In this article, we take a look at updates within the space.
In December 2023, UK insurer Hiscox announced that it had collaborated with Google Cloud to create a new artificial intelligence (AI) model which automates the core underwriting process.
The model combines Hiscox’s AI Laboratories (Hailo) platform with generative AI technology from Google Cloud (Google Cloud’s BigQuery and Vertex AI platform) to automate the underwriting process from initial submission stage, extracting data and insights from emails, to analysis and quote stage. This process is usually completed manually and is said to take up to three days in some instances. The AI model is reported to reduce this to just three minutes.

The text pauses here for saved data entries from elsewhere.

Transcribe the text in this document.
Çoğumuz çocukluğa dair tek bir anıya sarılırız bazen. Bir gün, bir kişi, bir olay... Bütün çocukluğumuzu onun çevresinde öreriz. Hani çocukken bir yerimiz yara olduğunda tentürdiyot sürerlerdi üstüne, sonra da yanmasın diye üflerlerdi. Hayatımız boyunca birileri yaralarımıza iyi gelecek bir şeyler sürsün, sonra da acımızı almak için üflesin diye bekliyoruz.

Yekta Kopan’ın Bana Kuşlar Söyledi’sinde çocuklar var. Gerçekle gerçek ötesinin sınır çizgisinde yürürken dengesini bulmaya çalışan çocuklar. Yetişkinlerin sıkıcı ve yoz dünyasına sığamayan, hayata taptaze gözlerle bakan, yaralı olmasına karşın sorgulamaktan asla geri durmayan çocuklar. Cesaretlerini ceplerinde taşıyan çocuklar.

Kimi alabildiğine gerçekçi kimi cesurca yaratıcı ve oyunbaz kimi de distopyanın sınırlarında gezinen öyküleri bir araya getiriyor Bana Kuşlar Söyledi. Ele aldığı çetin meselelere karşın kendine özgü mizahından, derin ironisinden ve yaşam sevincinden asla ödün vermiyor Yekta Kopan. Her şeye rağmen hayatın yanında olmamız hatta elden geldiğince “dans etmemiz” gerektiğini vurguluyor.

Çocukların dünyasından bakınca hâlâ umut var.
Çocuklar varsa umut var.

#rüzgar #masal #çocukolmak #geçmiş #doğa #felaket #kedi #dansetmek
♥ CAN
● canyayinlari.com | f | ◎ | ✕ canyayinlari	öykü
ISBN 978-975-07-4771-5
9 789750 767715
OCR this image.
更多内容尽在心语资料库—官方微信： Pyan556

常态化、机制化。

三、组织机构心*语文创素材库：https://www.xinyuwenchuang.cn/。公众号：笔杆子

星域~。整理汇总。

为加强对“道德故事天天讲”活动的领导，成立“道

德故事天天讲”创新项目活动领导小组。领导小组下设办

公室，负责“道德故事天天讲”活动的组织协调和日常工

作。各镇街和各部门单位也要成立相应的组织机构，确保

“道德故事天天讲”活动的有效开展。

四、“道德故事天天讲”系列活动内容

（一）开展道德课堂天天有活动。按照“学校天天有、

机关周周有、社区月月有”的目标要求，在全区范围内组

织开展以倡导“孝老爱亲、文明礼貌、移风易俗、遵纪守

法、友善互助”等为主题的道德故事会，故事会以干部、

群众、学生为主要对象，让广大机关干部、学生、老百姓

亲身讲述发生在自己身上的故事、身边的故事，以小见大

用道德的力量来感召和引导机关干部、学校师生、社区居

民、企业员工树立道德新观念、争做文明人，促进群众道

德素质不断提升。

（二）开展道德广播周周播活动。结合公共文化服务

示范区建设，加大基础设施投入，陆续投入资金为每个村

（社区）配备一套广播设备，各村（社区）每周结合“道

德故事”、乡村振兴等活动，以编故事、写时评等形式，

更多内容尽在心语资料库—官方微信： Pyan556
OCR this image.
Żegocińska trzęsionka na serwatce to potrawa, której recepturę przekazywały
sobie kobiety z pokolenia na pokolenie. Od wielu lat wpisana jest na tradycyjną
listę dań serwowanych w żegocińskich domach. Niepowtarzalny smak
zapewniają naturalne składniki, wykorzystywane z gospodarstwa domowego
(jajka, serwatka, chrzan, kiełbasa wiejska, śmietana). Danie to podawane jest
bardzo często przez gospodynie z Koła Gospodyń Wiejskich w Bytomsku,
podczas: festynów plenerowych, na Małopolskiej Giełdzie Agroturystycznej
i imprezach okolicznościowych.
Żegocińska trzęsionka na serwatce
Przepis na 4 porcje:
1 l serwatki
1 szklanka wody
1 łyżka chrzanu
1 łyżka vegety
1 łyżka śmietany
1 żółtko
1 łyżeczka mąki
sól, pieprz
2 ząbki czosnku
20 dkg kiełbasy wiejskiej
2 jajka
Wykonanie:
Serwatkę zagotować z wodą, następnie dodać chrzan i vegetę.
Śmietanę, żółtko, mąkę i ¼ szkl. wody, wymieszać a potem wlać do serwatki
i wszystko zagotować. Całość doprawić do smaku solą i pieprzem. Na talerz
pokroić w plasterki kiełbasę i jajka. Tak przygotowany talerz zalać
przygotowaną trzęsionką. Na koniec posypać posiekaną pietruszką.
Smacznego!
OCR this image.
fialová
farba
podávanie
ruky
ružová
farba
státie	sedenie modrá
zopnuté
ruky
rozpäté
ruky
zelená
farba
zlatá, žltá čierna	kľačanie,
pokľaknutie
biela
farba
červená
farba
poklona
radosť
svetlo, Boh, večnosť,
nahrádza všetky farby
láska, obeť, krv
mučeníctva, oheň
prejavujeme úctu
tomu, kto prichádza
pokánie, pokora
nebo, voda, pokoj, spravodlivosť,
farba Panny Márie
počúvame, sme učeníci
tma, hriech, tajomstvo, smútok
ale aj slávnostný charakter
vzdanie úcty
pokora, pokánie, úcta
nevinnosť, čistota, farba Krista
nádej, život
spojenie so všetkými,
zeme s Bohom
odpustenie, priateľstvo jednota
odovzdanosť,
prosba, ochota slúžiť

Whilst AI has been used before in the insurance sector, its involvement in the negotiation process for specialist commercial insurance contracts is a new development. In this instance, AI will be tasked with digesting the data and the draft contract provided by the broker. Hiscox’s own system will then step in to determine if the risk falls within its scope. The AI tool will then draft the response to the broker, with a summary of what is agreed.
What does this mean for human underwriters?
When the new model is rolled out, the human underwriter will no longer be responsible for the three-day workload between submission to quote. Rather, they will review the summary created by AI before sending.
Hiscox’s Kate Markham, CEO of the London Market division addressed concerns by reporting that:
“human insight is and will always be a crucial part of the specialist underwriting process” and that “[Hiscox] don’t want to remove the human in the chain at the moment…we want to keep the underwriter so they can confirm that the models are behaving.”
Markham also clarified that the intention was to “be able to serve our customers even more effectively and efficiently” by removing manual, time consuming tasks from underwriters, freeing them up for other tasks such as sales, travel and underwriting more complex risks not yet appropriate for AI. Markham also confirmed that hiring and growth would continue.
The model is expected to go live later this year for the London market insurance industry. Whilst its trial was initially limited to sabotage and terrorism cover, Markham advised that Hiscox would be attempting to include the service amongst multiple lines of business and developing the programme further in future.
In a similar development, Atrium is partnering with InsurX, an independent digital insurance exchange, to provide algorithmic follow capacity for syndicates behind Atrium’s Direct and Facultative lines.
The collaboration will allow brokers, including MS, Cogent, Consilium, Gallagher and Miller to access follow capacity quickly and with ease.
The partnership follows others in the market using algorithmic follow capacity, such as Ki, a fully digital and algorithmically-driven syndicate.
Simon Clegg, Head of Property at Atrium said that InsurX’s Exchange provided:
“a powerful way to deliver relevant capacity solutions for our clients and brokers by partnering with follow capacity providers.”